Nor would this scenario be somehow less “efficient” for consumers. In Europe, where there is intense competition among a diverse array of broadband providers, broadband service is much faster and cheaper than it is here in the US, where only a handful of competitors provide the service and have largely ceased to compete against one another: each provider has its own de facto exclusive territory, or at most two or three providers might offer services in the same market, but these providers are mere Cournot-style duopolies or oligopolies, which use non-cooperative coordination to avert real competition on price or service. (In a Cournot oligopoly, as predicted by Professor Cournot, there are only two or a few competitors in a given market, and each makes its pricing and other strategic decisions in anticipation of how the others will respond; the result, inevitably, is that all of them charge significantly higher prices and offer less responsive services than each would be obliged to offer in genuinely competitive markets.)

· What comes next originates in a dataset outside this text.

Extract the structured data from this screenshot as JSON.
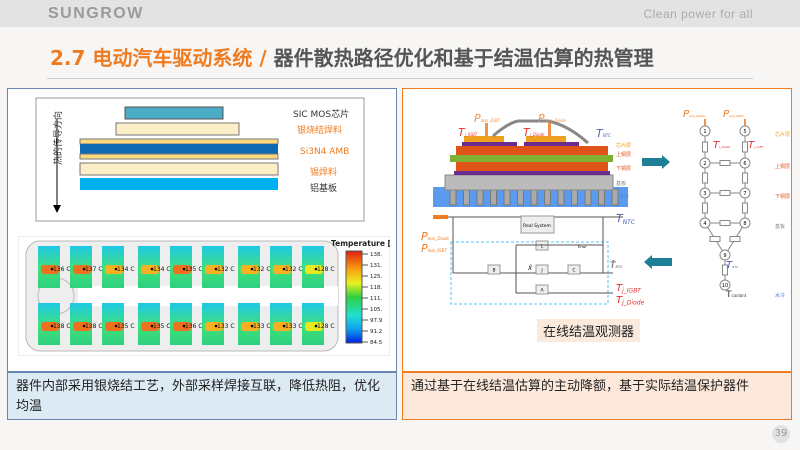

On a related point, the new FCC’s abandonment of net-neutrality means that we have a pressing need to avoid Cournot-style oligopolies in our markets for producing and distributing media content. We must have a profusion of content producers and content distributors, not a mere handful of either, much less a mere handful that are vertically integrated on pain of perishing from the field altogether.
It was not so long ago, only in 2014, that the DOJ successfully opposed the disquieting proposed merger of Comcast and Time-Warner, which threatened to establish effectual dual-entry barriers. (The Comcast/Time-Warner merger also contemplated a massive horizontal merger of the nation’s two largest providers of cable television and broadband, but since then Time-Warner has sold its cable business.) At the time, the deal seemed unthinkable because it threatened to bestow too much power over media content and distribution in the hands of one corporation. AT&T’s union with the current Time-Warner, although essentially a vertical merger, should raise even greater concerns along the same lines because net-neutrality is under assault: the nation needs to go in the very opposite direction, with a greater variety of producers and distributors of content that face far too much competition to dominate any market.
Lastly, some news reports have suggested that the DOJ will permit AT&T to acquire Time-Warner so long as the latter divests itself of CNN — a proviso that possibly suggests some sort of political payback intended to mollify President Trump’s well-documented antipathy to CNN. If so, then all of us are in greater danger than that posed by a mere oppressive oligopoly of media producers and distributors. I will presume, however, that it is is not the case, and that the DOJ is concerned only with traditional antitrust concerns. Applying these concerns to the proposed merger means that it should not be permitted on any terms: a merger of AT&T and Time-Warner should be blocked, not tinkered with at the edges. If it goes through, state attorneys general should sue to break it up.